Title : Good Health and The Core: From Development, Through Distortion, to a Potential Solution. Elvonda
link : Good Health and The Core: From Development, Through Distortion, to a Potential Solution. Elvonda
Good Health and The Core: From Development, Through Distortion, to a Potential Solution. Elvonda
I began working in outpatient physical therapy as an exercise physiologist back in 1996. At that time, I had no intentions of becoming a physical therapist and was busy trying to carve a niche in my profession as a strength and conditioning specialist. Back then, both the exercise science and physical therapy communities were running wild with this new form of training that would revolutionize the way we manage orthopedic conditions and enhance performance on the field. Like cave dwellers witnessing fire for the first time we all gathered around to learn of this phenomenon called "The Core."Origins of Core Training
The idea of the spine having "pillars of stability" was proposed by Panjabi back in the early 1990's. The theory was that an integrated system of passive, active, and neuroregulatory factors work together to supply an appropriate amount of stiffness or mobility of the spine during ADL. A failure of one or more of these systems could contribute to an increased risk for many of the commons spinal pathologies we see in the clinic.
After this theoretical basis for spinal stability had been achieved, an avalanche of studies began to support Panjabi's pillars of stability theory. Many studies were based on surface EMG and began to reveal that spinal musculature, specifically the multifidi, transversus abdominus, and quadratus lumbora are integral in supplying the spine with the right combination of mobility and stiffness for effective movement.
This theory was subsequently supported by clinical data that many of these muscles are both histologically and electromyographically-challenged in patients with clinical spinal syndromes compared to healthy cohorts. We began to see consistent relationships between the dysfunction of specific muscles and clinical spinal syndromes and were building a solid foundation of basic and clinical sciences. By the end of the 1990's there seemed to be an established (but incomplete) theory on relationship between clinical spinal pathology, local muscle physiology, and central neuroregulation of these muscles.
Where have we gone wrong?
Simple: Words mean things. Clinical research seems to make a strong case for Panjabi's pillars of stability. However, "core training",as it came to be known, had tragic flaws all too common in our community: lack of a clear operational definition coupled with an overblown marketing appeal. A recent editorial in the Archives of Physical Medicine and Rehabilitation by Marc Sherry, PT, LAT, CSCS* and colleagues illustrates the problems we are having in the absence of a clear definition of "The core".
We are all over the place here. Some refer to the core in anatomic terms. Specific muscles on, near, or sometimes slightly distant to the lumbopelvic complex literally are the core. Others might refer to the core in a more abstract functional context. For example, we've all heard therapists say a patient lacks "core stability" or "core strength" as if these terms were synonymous. Furthermore we therapists often use equally nebulous terminology to describe how we manage this problem. We utilize "dynamic lumbar stabilization" activities or "core strengthening" exercises to help the patients "stabilize their core"...or whatever.
A Modest Proposal
As with many modern clinical issues, communication is likely at the root of both the problem and the solution. I propose gradually working toward a more unified definition of Panjabi's theory in the same spirit as Flynn and colleague's plea to unify our language of manual therapy. As a good friend of mine likes to say, it may be akin to "herding cats" in getting the PT community at large to embrace this kind of unity. However, for all the reasons we need to more clearly define our manual techniques, we may want to pass the same standards on to our exercise interventions.

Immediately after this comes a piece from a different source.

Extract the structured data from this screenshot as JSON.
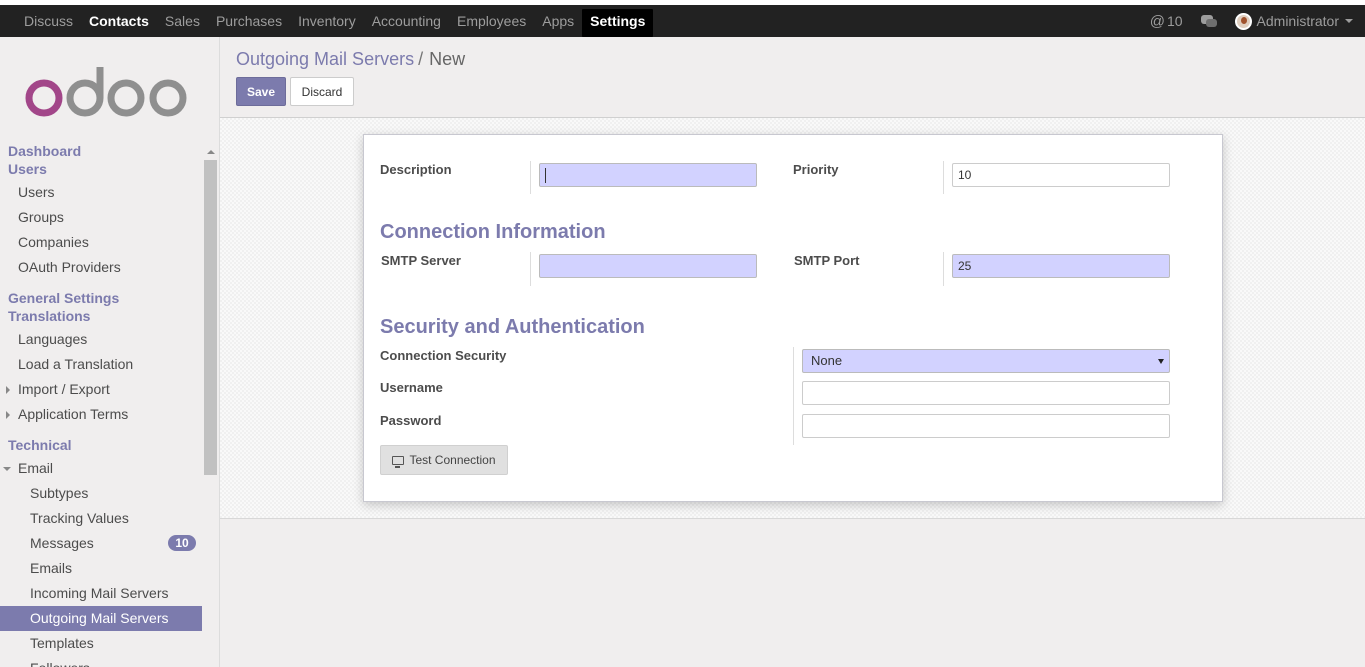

Barr, K.P., Griggs, M., Cadby, T. (2005). Lumbar Stabilization. American Journal of Physical Medicine & Rehabilitation, 84(6), 473-480. DOI: 10.1097/01.phm.0000163709.70471.42
Barr, K.P., Griggs, M., Cadby, T. (2007). Lumbar Stabilization. American Journal of Physical Medicine & Rehabilitation, 86(1), 72-80. DOI: 10.1097/01.phm.0000250566.44629.a0
Sherry, M., Best, T., Heiderscheit, B. (2005). The Core: Where are we and where are we going?. Clinical Journal of Sports Medicine, 15(1), 1-2.